Giant Muhammad Ali art installation to be unveiled at L.A. Live
Starting in late March, concert-goers, pedestrians and other visitors to the L.A. Live complex in downtown L.A. will be greeted by a new, large-scale art installation depicting boxing legend Muhammad Ali. The installation, created by artist Michael Kalish, consists of approximately 1,300 speed bags arranged to create a likeness of the athlete.
The installation, titled "reALIze," stands 26 feet wide, 23 feet high (at its highest point) and 25 feet deep. The art work is scheduled to be unveiled March 25 at Nokia Plaza at L.A. Live and will remain on view through April 9. It will be free to view for the public, but visitors won't be allowed to touch it or interact with it. Organizers are hoping that the installation will travel to other cities later this year, but additional venues haven't been announced.
Kalish, whose studio is located in Culver City, said in an interview that the idea for the sculpture was born from a correspondence with Ali's wife, Yolanda, who had expressed her admiration for the artist's past work that used license plates as a sculptural medium. The artist created a piece for the Ali family, and their relationship eventually led to the new art installation.
The artist said he based his new work on an image of Ali taken by British photographer Michael Brennan during the late 1970s at Deer Lake, Penn. To design the work, the artist teamed up with the L.A. architecture firm Oyler Wu Collaborative, which assisted in the modeling of the installation.

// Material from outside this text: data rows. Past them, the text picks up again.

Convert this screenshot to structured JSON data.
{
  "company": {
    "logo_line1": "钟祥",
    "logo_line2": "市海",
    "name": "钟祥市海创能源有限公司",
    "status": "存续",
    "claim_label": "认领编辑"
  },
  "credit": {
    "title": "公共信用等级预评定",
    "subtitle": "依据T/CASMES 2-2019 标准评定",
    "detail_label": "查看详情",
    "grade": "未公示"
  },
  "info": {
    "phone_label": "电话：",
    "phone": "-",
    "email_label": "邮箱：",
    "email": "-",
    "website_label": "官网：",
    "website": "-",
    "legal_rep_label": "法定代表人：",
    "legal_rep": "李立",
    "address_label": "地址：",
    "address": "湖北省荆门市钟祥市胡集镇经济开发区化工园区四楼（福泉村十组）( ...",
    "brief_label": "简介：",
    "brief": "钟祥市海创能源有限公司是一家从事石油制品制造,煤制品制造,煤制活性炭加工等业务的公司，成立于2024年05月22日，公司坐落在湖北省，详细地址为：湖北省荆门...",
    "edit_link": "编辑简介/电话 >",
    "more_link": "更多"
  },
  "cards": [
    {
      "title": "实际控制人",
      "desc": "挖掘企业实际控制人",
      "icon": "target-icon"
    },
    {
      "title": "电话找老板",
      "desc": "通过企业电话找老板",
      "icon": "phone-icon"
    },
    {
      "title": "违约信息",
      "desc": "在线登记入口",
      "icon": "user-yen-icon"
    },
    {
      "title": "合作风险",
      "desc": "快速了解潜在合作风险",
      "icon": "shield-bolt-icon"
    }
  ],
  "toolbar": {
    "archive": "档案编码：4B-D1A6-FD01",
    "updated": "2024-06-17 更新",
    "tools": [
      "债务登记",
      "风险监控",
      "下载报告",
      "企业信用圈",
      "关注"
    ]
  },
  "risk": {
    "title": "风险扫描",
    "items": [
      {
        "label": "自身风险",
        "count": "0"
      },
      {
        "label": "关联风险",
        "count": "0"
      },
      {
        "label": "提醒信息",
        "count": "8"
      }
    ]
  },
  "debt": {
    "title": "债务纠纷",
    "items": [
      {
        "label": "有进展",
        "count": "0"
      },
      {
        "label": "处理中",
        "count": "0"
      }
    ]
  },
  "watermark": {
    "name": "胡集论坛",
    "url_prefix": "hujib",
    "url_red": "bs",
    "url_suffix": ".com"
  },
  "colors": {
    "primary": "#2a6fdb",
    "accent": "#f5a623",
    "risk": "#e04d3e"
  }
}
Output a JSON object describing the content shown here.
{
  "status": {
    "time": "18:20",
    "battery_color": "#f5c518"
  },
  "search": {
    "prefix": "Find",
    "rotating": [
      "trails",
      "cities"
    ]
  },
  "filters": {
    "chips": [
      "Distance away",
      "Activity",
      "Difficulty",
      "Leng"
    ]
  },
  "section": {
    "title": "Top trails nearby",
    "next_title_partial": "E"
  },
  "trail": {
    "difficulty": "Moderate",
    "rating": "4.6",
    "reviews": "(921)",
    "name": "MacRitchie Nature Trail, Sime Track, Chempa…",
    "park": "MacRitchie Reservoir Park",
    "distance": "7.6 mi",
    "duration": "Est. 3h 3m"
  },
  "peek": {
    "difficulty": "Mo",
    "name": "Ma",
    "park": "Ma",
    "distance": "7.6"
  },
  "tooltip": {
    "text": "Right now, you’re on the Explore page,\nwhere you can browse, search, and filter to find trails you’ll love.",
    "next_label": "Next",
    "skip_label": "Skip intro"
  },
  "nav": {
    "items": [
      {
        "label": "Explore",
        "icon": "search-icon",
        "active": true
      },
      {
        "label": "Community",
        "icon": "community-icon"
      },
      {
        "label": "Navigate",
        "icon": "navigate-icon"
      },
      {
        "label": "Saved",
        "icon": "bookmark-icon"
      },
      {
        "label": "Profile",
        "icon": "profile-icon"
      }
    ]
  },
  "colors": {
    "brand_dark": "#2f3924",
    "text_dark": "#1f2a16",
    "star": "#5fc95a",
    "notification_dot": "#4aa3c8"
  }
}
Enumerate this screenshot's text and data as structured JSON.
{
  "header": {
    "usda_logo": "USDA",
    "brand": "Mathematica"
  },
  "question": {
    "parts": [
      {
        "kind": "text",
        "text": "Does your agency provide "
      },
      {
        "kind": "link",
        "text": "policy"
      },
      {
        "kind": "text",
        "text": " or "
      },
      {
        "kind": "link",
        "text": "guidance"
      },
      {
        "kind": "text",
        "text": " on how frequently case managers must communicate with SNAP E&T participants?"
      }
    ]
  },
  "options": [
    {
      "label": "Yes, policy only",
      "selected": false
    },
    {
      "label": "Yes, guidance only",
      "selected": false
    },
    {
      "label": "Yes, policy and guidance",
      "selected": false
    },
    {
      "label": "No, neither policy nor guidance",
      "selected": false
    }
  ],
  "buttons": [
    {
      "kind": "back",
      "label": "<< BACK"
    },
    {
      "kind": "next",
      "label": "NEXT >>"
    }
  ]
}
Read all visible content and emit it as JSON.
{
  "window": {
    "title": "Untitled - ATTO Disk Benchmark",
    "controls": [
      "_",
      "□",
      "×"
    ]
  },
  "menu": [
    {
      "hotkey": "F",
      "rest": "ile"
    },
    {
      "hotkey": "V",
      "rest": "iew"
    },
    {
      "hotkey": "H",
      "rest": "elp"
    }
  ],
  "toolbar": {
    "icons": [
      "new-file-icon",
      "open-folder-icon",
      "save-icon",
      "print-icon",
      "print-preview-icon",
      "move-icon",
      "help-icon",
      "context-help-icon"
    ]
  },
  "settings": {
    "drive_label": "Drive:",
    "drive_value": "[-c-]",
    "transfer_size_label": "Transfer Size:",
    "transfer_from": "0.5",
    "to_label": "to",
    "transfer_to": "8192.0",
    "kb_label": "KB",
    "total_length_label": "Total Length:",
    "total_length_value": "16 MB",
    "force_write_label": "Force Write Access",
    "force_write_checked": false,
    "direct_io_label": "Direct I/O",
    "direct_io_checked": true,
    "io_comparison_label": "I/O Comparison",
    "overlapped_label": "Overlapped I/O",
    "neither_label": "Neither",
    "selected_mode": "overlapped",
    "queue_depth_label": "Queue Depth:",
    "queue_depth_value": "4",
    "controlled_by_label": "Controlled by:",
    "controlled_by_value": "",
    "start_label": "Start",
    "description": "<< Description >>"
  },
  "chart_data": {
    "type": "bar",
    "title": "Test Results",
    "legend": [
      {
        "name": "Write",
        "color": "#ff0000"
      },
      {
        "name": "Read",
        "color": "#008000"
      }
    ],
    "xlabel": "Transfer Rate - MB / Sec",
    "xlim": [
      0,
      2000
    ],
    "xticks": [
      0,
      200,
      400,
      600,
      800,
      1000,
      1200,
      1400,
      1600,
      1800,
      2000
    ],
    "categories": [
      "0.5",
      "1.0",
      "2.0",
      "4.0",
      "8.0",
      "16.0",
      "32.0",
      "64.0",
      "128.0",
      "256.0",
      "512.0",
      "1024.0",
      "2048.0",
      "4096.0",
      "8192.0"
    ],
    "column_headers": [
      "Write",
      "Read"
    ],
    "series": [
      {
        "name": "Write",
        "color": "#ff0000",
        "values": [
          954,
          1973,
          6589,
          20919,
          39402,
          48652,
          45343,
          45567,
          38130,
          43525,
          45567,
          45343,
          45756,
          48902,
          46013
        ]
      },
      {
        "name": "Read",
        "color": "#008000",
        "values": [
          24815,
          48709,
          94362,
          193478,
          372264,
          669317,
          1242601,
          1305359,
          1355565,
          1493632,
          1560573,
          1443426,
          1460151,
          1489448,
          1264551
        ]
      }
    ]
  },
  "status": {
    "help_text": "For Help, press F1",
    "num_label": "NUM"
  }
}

The completed project features a metal frame structure, five miles of stainless steel cables and about 1300 speed bags.
The artist said that the installation cost "hundreds and hundreds of thousands of dollars." He said that the Ali family didn't contribute money to the project and that it was self-funded. Organizers said that the artwork is part of an agreement signed between Kalish and Muhammad Ali Enterprises, which oversees all licensing deals involving Ali.
On choosing to unveil the project at L.A. Live, Kalish, 38, said that he also had considered New York's Rockefeller Center and Central Park. "Being an L.A. artist I wanted it to be unveiled here," he said.